Monday, August 2, 2010

DragonFlight -- Thrown In & Style (Part 2) & Threadfall

Walle:
It said that the Thread eats or whatever, burns up, any organic thing it finds, so if there was a Threadfall in the beginning, how did anything survive at all?


Newhope:
That's what I want to know. How did this whole thing start?


Wvskier:
When humans came, they were in the middle of an Interval.


Dande:
The reason there was an ecosystem at all was because they thought it was a planet that was mostly barren, but had a few good spots. They didn't realize that there was Thread.


Walle:
But if it kills everything that's organic then the humans should have died out too.


Wvskier:
Well, they almost did. They managed to find shelter under stone. That's what the holds are made of, they're made of stone in cliff faces in the north. Thread does not go through stone.


Lasagna:
Oh, that's what they were talking about in the beginning of the book! I get it now. She's like, "They don't even make their things out of stone anymore." I'm like, "So? Why does that matter?"


Walle:
Yeah, in the beginning they spent so much time focusing on how there was so much greenery growing everywhere, and I wasn't sure what that meant because it seemed so random to notice weeds.


Dande:
I kind of like that.
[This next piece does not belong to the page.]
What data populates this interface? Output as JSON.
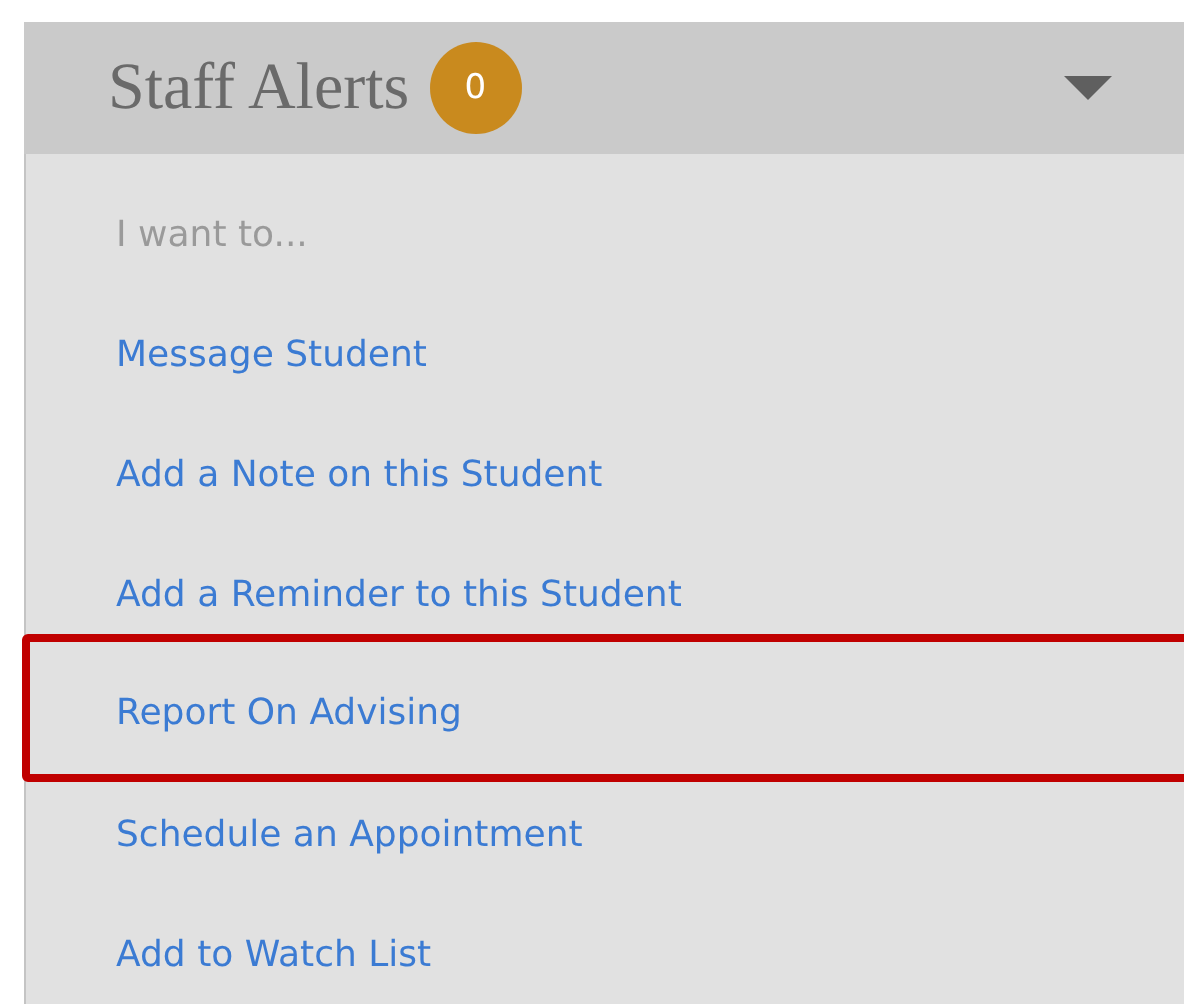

I didn't like that because it was confusing, but at the end of the book, once you understand it, it makes sense. She just threw you into the world, and she didn't try to talk down to you. So it's confusing but once you get it, everything falls into place, and all their little pieces of conversation have a place. 


Lasagna:
But I just don't think it's good for a book to just start out throwing you into it, all these weird names, stuff you don't get.


Wvskier:
That's what's unique about her style.